Political leaders of all stripes joined civil rights activists at the unveiling of a new statue depicting Rosa Parks.
Parks will remain in National Statuary Hall, although the statue is part of the general Capitol Art Collection, as mandated by the legislation that initiated the creation of the statue. The addition of this work marks the first inclusion of a full-length statue of an African American (there are several busts) in the Capitol Art Collection.
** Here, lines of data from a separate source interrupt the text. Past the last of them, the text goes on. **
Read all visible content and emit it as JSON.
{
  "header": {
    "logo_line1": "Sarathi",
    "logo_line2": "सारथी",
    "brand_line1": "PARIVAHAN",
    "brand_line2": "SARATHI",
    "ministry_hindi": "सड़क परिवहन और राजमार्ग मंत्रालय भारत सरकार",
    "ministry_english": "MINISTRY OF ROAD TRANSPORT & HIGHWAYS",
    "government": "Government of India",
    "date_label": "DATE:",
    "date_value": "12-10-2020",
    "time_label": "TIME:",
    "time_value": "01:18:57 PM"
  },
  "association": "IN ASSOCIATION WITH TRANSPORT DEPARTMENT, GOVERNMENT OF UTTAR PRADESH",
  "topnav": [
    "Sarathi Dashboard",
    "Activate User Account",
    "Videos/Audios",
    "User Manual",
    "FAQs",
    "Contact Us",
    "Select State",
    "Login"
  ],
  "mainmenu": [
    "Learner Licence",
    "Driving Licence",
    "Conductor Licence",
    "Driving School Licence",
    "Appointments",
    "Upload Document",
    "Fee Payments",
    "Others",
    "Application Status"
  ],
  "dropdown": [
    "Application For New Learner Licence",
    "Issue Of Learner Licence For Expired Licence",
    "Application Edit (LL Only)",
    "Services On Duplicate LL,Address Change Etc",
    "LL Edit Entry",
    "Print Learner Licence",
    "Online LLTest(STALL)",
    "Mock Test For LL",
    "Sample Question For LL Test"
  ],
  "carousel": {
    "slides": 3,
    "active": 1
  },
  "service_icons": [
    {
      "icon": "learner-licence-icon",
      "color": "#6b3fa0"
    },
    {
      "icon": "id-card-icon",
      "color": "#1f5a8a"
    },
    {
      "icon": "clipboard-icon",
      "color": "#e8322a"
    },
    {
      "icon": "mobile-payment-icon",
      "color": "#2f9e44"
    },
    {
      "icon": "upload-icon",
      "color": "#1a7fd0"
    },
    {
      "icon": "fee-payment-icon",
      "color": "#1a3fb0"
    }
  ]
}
While we’ve generally covered Parks through an African American history lens, she serves as a bridge from February (African American History Month) to March (Women’s History Month). The story of America is still so often told through the stories of the leaders, the men, and the politicians, but so often the stories of the followers, the women, and the citizens are the ones that energize new generations and teach us about the fabric of the nation. For instance, discussion of the Montgomery Bus Boycott, which famously resulted from Parks’ refusal to change seats, frequently centers on the way the boycott invigorated a more national civil rights activism and brought leaders like Martin Luther King Jr. into the spotlight. All true, valid, and important. But the success of the boycott rode on the backs, and in the shoes, of Birmingham’s black women, who walked miles to their jobs rather than take buses. Without their determination and sacrifice, the civil rights movement would have needed a different catalyst.
In a blog dedicated to Congressional and Capitol history, we too tend to focus on the leaders who seem to shape our world. That doesn’t mean, however, that we should forget the regular folks whose daily decisions can change the course of our history and the face of our culture.